What Did You Expect?


As an executive I had a portion of our executive team (the CEO) exhibit several bad behaviors, including making fun of disabled employees, sexually harassing vendors (and sometimes clients!) and getting drunk at work from the beer taps he had installed. The rest of the executive team - including his cofounder - found this behavior terrible but not intolerable. I had conversations with each of them and the cofounder about the pain and damage this was causing, as well as the legal liability for the organization. The cofounder agreed on a Friday that it had become untenable.

That following Monday I was asked to come in early to discuss it and instead found myself meeting with HR (one person since it was a small company) and was fired on the spot. I found that the people most affected did not feel comfortable speaking up or pursuing action against the CEO because they didn't want to impact their chances of employment down the road.

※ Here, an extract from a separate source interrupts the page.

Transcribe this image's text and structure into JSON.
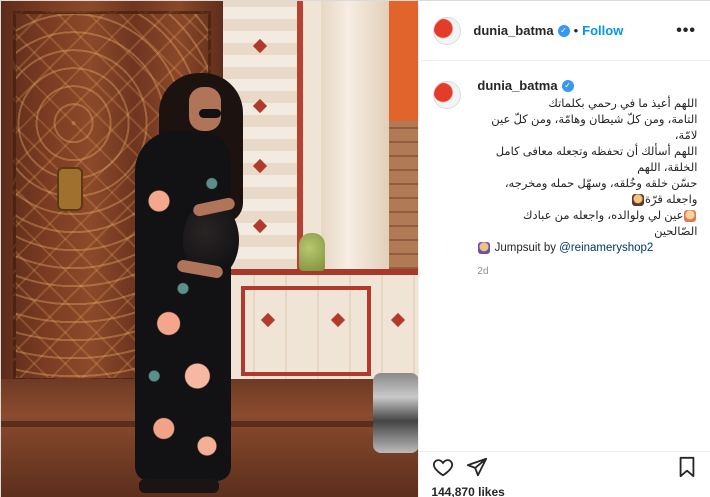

So I guess the question is - for employees in vulnerable positions what actions (if any!) can they take to be able to speak against these kinds of behaviors, and what actions (if any!) can "allies" in authority positions do to help support that?


Thank you for submitting this question because, unfortunately, far too many folx find themselves working in frat house types of environments where they feel neither safe nor respected. They’re several things going on here, which I’ll attempt to unpack:

Everything you highlight in the first paragraph is beyond the pale, yet, as I’ve already stated, it is far too common in many workplaces. Nothing about this behavior is a demonstration of welcoming and psychological safety, and I would argue it sets the stage for eventual harassment and physical safety violations. This is a crisis management issue in the making.

This is a result of a lack of maturity and accountability within leadership, and unfortunately, whether folx are reporting it, active harm is being inflicted. It is for environments like this that HR spends an inordinate amount of time protecting organizational assets and reputation from the damage of this kind of egregious behavior from those who should know better. This is why any initiatives that are meant to center the development of human connections within an organization must NOT be housed with HR because their missions aren’t aligned.